Canadian violinist, conductor, and composer

Lucien Martin (30 May 1908 – 29 October 1950) was a Canadian violinist, conductor, and composer. Only one of his compositions was published, the art song La Chanson des belles, which was performed by Jeanne Desjardins in its premiere on the CBC Radio program Sérénade pour cordes.

==Life and career==
Born in Montreal, Martin was the son of violinist and string-instrument maker Cyrice Martin. He began his musical training with his father before entering the Conservatoire national de musique at the age of 7. He excelled at the school and earned a gold meld just a couple years later. He was named "the champion young violinist of the world" by the American press after a triumphant concert at the Central Theater in Biddeford, Maine in 1916.

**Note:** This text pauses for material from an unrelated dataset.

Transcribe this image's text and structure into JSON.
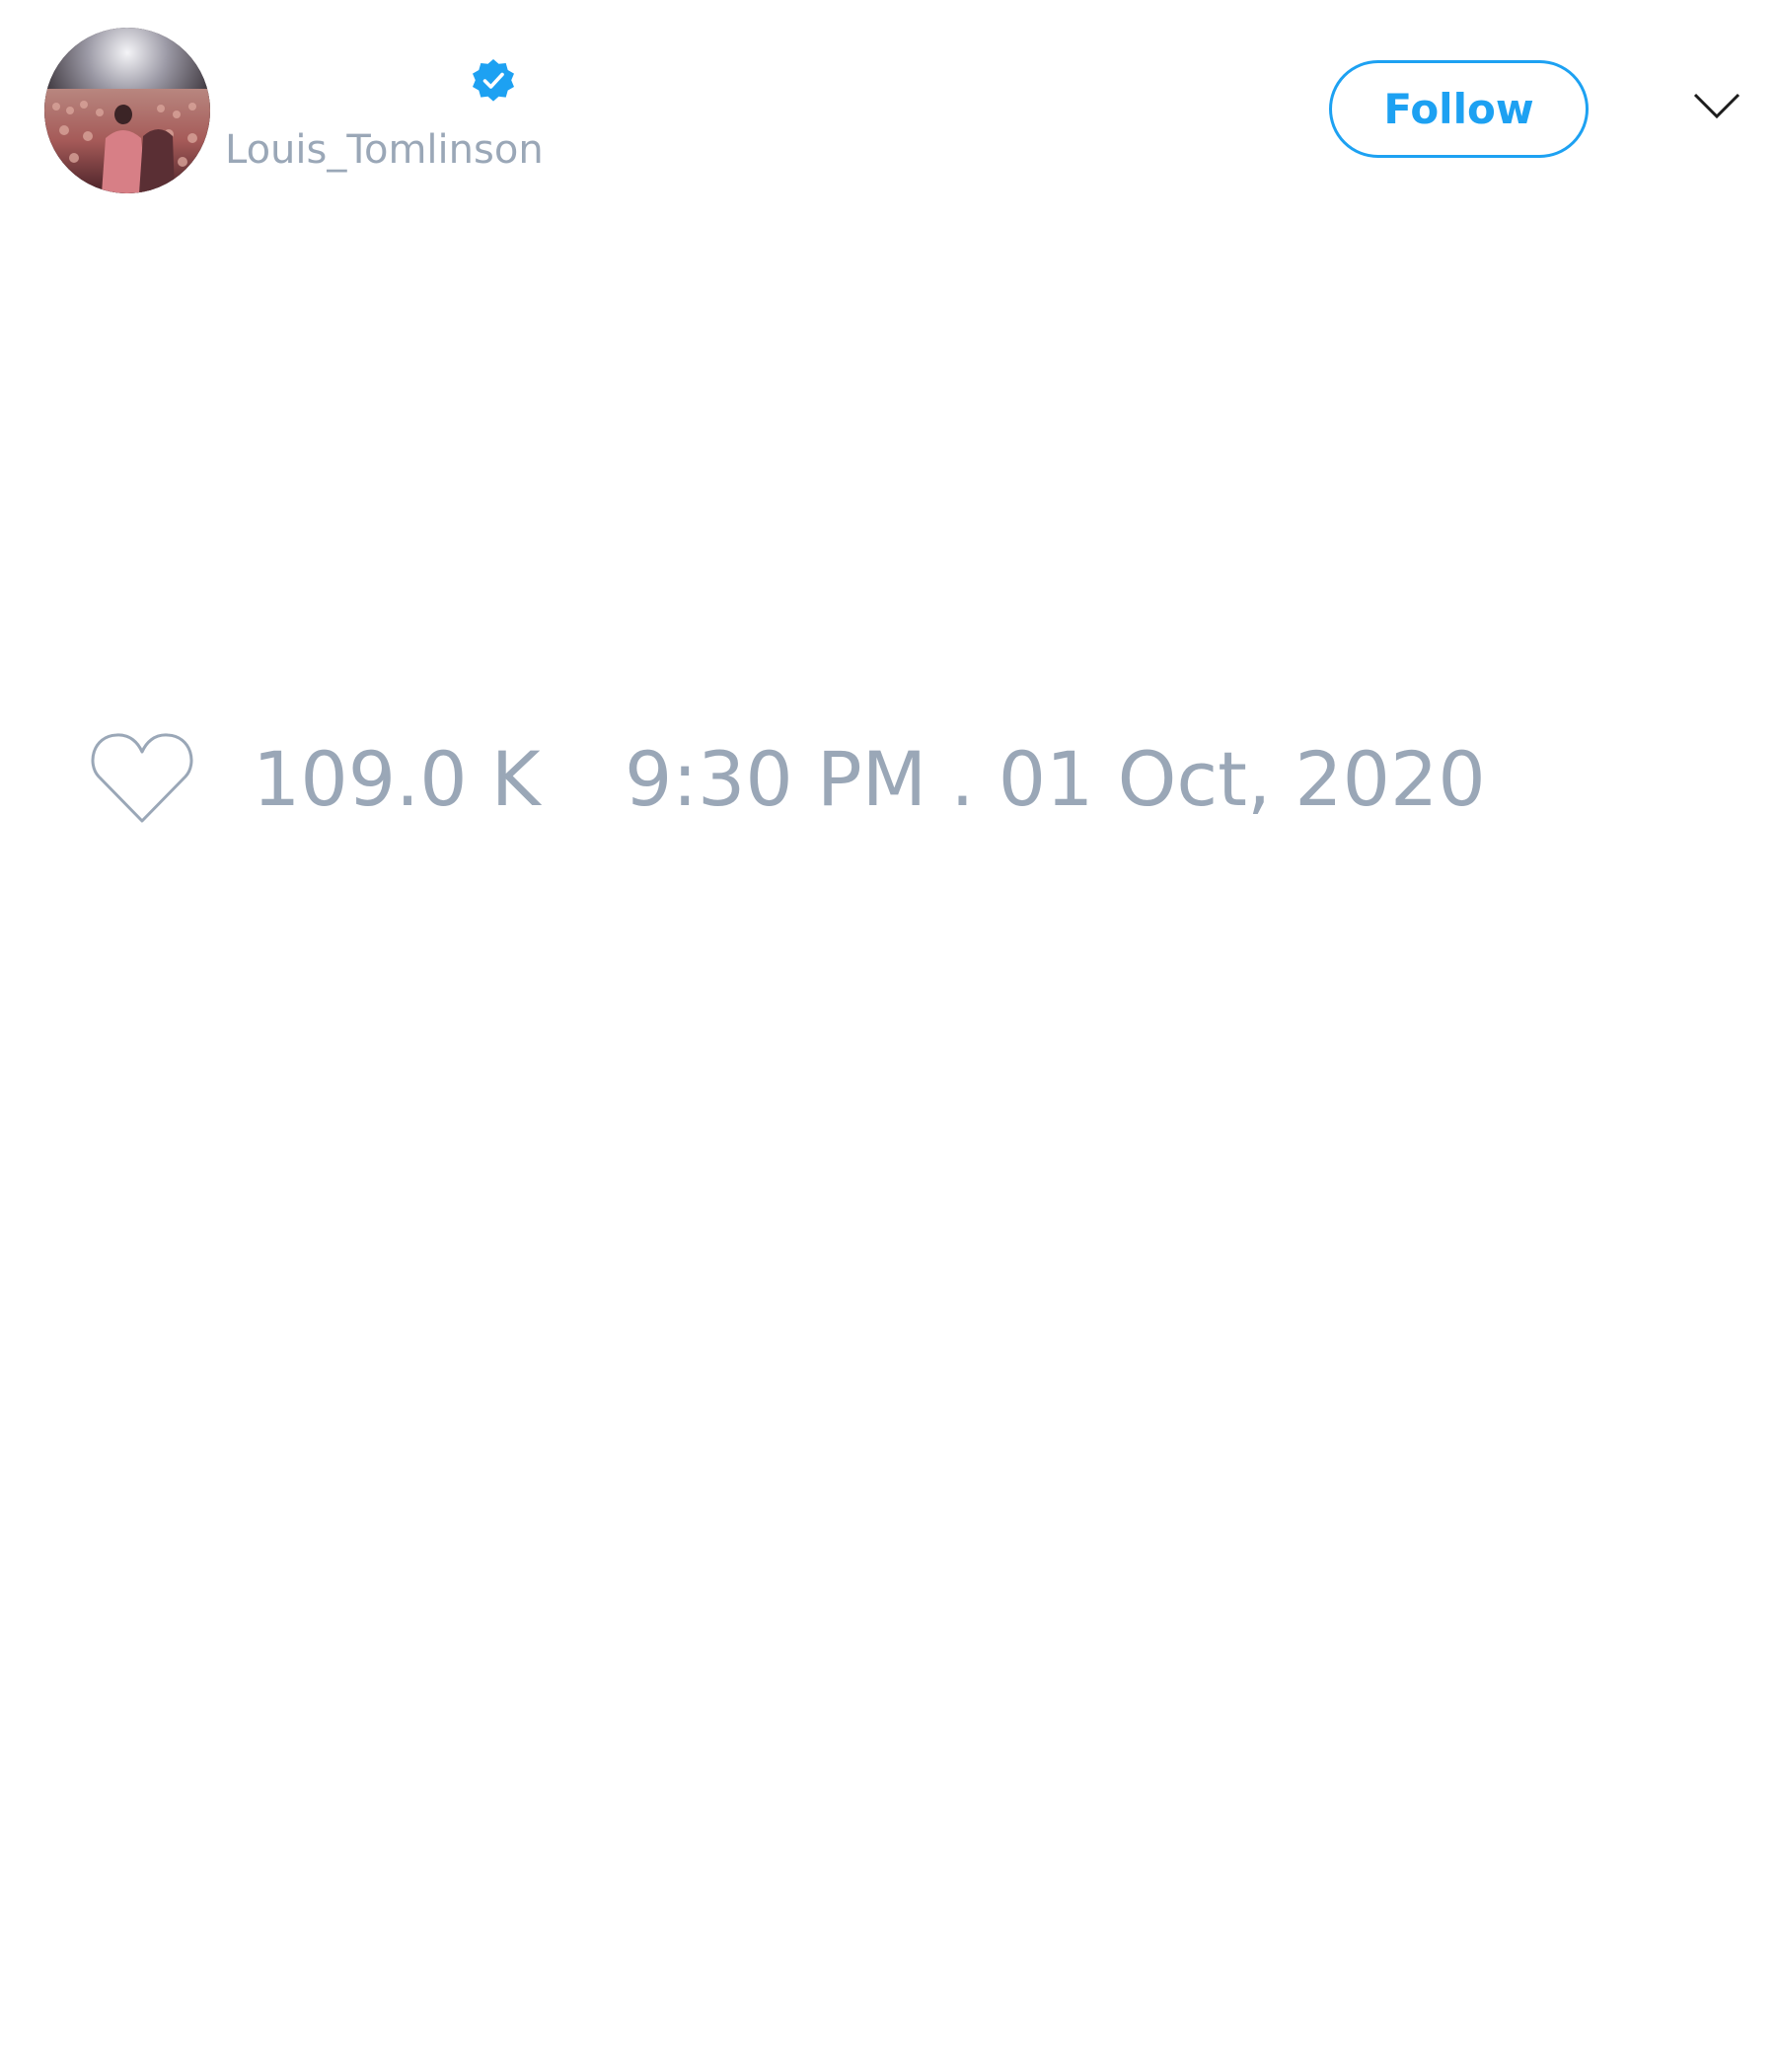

Martin continued his violin studies in Montreal with Albert Chamberland (1917–1920), Alfred De Sève (1920–1923), and Camille Couture (1923–1925). He also studied harmony with Georges-Émile Tanguay. From 1925–1928 he toured the United States as a concert and recital violinist. He won the Prix d'Europe in 1931 which enabled him to pursue further studies in France at the École Normale de Musique de Paris with Maurice Hayot. He earned a 'licence de concert' from the school in 1933.

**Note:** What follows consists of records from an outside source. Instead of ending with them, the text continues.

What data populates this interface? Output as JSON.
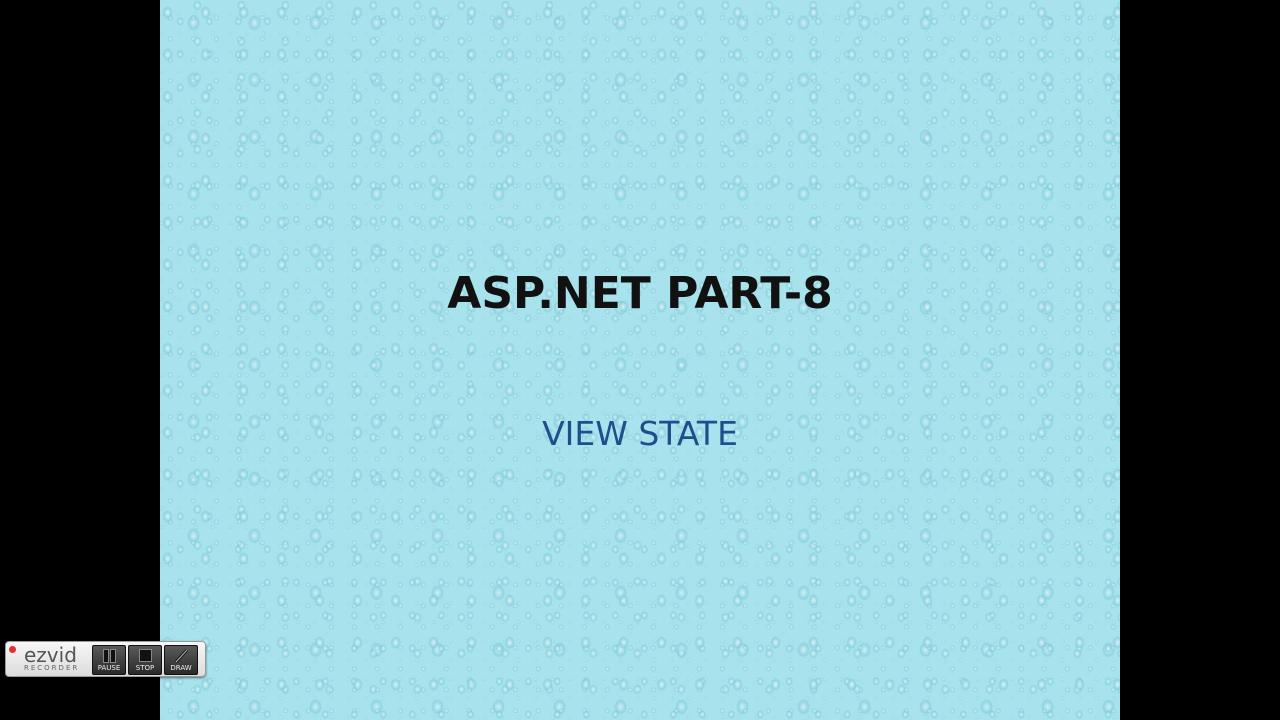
{
  "slide": {
    "title": "ASP.NET PART-8",
    "subtitle": "VIEW STATE"
  },
  "recorder": {
    "brand": "ezvid",
    "brand_sub": "RECORDER",
    "controls": {
      "pause_label": "PAUSE",
      "stop_label": "STOP",
      "draw_label": "DRAW"
    },
    "icons": {
      "record": "record-indicator-icon",
      "pause": "pause-icon",
      "stop": "stop-icon",
      "draw": "pen-icon"
    },
    "colors": {
      "record_dot": "#e03030"
    }
  },
  "colors": {
    "slide_background": "#a8e2ec",
    "title": "#111111",
    "subtitle": "#1f4e8c",
    "letterbox": "#000000"
  }
}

In July 1933 Martin returned to his native city. He was an active recitalist in Montreal and also appeared numerous times as a soloist on the radio during the 1930s and 1940s. He played in the first violin section of the Montreal Symphony Orchestra and was notably the featured soloist in the orchestra's second concert on 4 February 1935 in a performance of Max Bruch's Violin Concerto No. 1. La Presse said in its review of his performance that he played with a "passionate interpretation and confident technique."

In 1936 Martin returned to Paris where he worked with George Enescu. He returned to Montreal the following year to become the second violinist in the Dubois String Quartet with whom he played for one season. He also frequently played for radio programs on CKAC and on the CBC program Les Joyeux Troubadours during the late 1930s. During the 1940s he conducted a number of public concerts. He died in 1950 in Montreal at the age of 42.